Interestingly, the European Union anticipated the case described above in the Data Governance Act and included a relevant set of instruments. There is a chapter on the use of data provided by public sector bodies (Chapter II, Article 6), which regulates the provision of data in exchange for fees. It states that public sector bodies may differentiate the fees they charge between private users, small and medium-sized enterprises (SMEs) and start-ups on the one hand and larger corporations on the other, which don’t fall under the former definition. In this way, a possibility for differentiation within the framework of commercial users is created, whereby the fees have to be oriented at the costs of the infrastructure to provide data. This is something rather atypical in the European legal system, since the principle of equal treatment applies. Cultural heritage institutions thus have EU Commissioner for Competition Margrethe Vestager on their side, who presented the Data Governance Act in 2020 (that is applicable from 24 September 2023, by the way). Vestager is also Executive Vice President of the European Commission for a Europe Fit for the Digital Age and has imposed more than 15 billion Euros in antitrust fines in her first five years in office. So the enforcing political will seems to be there.

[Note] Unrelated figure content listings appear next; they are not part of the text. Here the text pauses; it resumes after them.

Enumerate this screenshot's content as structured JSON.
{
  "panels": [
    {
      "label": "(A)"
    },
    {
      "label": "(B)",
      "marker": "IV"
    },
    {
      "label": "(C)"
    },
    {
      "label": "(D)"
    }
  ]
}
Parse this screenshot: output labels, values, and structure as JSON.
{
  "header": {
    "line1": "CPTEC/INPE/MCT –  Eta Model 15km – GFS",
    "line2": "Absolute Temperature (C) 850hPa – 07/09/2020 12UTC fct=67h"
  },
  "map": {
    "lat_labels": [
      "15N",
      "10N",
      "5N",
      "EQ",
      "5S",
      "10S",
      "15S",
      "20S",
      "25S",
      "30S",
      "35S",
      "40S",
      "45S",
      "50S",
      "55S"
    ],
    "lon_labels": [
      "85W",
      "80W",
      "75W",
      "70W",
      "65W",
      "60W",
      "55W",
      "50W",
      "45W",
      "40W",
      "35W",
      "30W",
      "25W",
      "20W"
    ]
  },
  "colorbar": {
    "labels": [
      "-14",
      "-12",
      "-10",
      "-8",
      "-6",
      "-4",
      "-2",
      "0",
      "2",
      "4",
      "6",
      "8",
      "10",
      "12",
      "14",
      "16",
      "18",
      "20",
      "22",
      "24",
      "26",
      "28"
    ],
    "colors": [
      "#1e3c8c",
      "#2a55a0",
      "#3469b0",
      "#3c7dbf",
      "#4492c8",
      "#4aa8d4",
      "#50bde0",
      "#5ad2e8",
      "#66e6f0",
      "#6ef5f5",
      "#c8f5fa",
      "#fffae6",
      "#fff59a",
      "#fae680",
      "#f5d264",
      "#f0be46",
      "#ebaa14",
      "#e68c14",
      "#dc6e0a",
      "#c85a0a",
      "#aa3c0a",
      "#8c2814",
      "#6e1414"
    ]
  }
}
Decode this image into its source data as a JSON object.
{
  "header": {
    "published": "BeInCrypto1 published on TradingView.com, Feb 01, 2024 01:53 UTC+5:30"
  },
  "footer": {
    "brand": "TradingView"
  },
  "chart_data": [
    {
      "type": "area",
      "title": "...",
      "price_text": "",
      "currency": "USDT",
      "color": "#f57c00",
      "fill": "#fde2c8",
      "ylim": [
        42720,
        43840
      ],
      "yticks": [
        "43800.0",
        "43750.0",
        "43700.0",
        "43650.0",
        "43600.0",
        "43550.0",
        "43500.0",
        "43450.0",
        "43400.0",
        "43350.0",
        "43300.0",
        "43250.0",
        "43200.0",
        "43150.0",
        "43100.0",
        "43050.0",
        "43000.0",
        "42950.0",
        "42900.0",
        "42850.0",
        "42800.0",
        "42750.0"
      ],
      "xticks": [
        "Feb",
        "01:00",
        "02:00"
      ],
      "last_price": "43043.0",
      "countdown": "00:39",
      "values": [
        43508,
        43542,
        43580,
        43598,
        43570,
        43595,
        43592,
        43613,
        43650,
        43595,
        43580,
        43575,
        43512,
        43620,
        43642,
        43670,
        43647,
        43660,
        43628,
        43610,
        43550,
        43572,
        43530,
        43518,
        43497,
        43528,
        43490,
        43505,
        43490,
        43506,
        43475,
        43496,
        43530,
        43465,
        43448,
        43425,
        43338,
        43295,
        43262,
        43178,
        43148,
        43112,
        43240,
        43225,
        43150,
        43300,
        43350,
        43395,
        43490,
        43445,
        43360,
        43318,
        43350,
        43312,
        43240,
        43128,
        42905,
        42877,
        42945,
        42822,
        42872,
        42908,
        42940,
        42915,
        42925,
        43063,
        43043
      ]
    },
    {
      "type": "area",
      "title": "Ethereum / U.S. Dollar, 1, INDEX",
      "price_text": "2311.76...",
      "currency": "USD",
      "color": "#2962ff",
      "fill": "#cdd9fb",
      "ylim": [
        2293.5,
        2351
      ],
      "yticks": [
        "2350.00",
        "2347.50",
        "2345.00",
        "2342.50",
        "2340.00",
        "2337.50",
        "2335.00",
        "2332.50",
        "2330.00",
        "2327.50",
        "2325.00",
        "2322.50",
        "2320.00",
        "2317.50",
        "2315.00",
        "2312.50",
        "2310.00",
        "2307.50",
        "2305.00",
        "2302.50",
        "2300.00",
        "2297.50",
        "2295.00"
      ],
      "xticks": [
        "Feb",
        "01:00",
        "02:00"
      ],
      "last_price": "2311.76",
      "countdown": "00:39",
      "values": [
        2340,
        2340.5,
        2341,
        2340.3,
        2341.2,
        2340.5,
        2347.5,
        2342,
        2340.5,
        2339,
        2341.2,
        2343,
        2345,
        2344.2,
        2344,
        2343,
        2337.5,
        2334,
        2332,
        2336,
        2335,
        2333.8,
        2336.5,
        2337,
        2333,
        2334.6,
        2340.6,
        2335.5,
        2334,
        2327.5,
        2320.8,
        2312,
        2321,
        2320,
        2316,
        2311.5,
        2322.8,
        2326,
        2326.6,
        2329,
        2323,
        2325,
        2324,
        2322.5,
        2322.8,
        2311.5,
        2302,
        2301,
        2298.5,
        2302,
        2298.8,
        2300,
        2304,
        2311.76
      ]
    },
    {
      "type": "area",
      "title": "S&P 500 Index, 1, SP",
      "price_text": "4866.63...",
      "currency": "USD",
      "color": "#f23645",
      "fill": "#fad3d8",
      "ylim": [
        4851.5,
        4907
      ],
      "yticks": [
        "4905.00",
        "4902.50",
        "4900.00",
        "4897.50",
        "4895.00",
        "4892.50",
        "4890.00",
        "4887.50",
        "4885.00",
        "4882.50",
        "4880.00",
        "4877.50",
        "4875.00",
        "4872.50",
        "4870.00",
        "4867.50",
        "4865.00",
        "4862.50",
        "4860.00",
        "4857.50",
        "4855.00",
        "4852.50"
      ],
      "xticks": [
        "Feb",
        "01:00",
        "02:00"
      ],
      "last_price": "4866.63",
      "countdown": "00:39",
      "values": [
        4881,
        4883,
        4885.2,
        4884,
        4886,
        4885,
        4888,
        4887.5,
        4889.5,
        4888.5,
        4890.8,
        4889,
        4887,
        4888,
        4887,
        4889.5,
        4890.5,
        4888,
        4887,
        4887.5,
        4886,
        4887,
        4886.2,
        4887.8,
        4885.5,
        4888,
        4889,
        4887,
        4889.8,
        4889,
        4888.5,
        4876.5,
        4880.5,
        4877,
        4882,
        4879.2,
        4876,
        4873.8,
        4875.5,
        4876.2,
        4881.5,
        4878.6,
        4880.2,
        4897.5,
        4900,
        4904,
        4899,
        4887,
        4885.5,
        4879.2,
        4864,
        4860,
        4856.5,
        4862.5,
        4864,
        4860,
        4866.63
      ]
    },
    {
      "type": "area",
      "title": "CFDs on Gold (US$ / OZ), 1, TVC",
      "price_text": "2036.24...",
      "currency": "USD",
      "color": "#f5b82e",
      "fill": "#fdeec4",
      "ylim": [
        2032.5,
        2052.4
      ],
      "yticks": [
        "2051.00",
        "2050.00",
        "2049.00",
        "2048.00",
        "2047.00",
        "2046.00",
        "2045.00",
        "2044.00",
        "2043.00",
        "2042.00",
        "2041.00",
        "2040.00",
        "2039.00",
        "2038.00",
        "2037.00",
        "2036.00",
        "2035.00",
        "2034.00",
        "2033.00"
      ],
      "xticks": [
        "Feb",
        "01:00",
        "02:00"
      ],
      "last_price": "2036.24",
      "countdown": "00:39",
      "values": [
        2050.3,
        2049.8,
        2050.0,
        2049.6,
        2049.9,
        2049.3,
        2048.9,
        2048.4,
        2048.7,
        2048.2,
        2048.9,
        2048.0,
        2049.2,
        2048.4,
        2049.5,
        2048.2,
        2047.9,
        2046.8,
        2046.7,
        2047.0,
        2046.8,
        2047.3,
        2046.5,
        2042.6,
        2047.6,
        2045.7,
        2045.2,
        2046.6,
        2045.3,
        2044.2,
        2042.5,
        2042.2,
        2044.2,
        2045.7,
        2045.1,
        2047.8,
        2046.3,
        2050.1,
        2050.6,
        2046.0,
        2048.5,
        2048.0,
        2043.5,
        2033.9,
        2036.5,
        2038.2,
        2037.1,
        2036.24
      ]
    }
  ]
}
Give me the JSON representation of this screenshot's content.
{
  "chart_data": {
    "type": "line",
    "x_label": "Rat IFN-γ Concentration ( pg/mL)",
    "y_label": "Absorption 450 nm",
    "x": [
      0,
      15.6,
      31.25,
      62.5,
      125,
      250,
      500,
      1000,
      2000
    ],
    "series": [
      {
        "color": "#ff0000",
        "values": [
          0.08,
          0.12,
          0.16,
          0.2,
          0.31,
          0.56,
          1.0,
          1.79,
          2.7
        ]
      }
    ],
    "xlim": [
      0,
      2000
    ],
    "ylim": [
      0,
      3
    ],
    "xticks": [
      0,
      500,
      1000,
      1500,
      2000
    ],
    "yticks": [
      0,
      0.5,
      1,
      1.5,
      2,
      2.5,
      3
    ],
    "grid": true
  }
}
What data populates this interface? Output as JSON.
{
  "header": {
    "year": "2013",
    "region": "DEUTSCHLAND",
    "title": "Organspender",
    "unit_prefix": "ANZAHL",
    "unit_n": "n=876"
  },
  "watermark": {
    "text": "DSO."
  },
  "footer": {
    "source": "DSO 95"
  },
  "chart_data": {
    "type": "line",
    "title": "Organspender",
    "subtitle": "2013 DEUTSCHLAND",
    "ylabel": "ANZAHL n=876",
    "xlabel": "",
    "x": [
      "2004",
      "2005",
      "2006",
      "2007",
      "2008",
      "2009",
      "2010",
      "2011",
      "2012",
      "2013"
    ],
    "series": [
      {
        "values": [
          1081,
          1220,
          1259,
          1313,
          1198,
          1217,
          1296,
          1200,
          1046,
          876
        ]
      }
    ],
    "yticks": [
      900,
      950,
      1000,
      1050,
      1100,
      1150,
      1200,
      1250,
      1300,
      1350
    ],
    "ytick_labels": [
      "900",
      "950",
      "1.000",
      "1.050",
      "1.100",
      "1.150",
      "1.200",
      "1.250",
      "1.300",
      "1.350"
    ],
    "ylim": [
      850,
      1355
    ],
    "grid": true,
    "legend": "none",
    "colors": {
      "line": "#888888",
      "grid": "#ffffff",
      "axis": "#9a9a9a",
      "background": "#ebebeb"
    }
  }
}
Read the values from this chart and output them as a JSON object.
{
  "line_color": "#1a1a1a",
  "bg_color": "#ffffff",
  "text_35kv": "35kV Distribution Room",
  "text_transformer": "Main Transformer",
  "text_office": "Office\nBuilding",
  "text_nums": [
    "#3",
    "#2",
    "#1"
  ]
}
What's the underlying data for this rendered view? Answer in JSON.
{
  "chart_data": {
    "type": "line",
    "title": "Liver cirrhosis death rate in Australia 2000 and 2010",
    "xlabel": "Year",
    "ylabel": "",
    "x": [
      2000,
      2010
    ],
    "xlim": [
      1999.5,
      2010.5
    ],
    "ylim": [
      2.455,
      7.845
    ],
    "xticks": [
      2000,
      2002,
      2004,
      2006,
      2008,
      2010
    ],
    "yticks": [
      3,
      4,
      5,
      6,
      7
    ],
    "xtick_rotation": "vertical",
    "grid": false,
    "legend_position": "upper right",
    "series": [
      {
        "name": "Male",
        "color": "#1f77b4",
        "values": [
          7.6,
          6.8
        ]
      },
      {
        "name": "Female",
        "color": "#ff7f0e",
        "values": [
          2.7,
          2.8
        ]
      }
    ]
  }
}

In case of doubt, this will be necessary. Licences like CC-BY-SA-NC effectively prevent the use of public data for commercial exploitation in large language models. But since the creators of large language models are moving around in a minefield regarding copyright, and in the case of other models, a stock photo agency or other rights holders have already filed copyright lawsuits, one must unfortunately doubt that they will show consideration in the future. Of course, the relevant court decisions remain to be seen in the pending cases. Even with reverse engineering, it is not easy to prove which data sets have been incorporated into a large language model; therefore, a kind of circumstantial evidence would have to be provided. In the medium and long term, it therefore seems more sensible to focus on establishing validation processes and standards that have to be implemented prior to publishing AI models. This includes the disclosure of the training material and process, its evaluation by experts, code audits, but also a reversal of evidence with regard to the licensing of the data material used. Making such procedures an obligatory part of the approval of commercial AI applications is then actually the task of the European Union.

Finally, another way is to publish cultural heritage data in a separate Data Space for Cultural Heritage; the tender for this Data Space was launched last autumn and is part of the European Union’s Data Act. To what extent this Data Space will grant full data sovereignty  to cultural heritage institutions and thus the possibility to control access to data publications remains to be seen.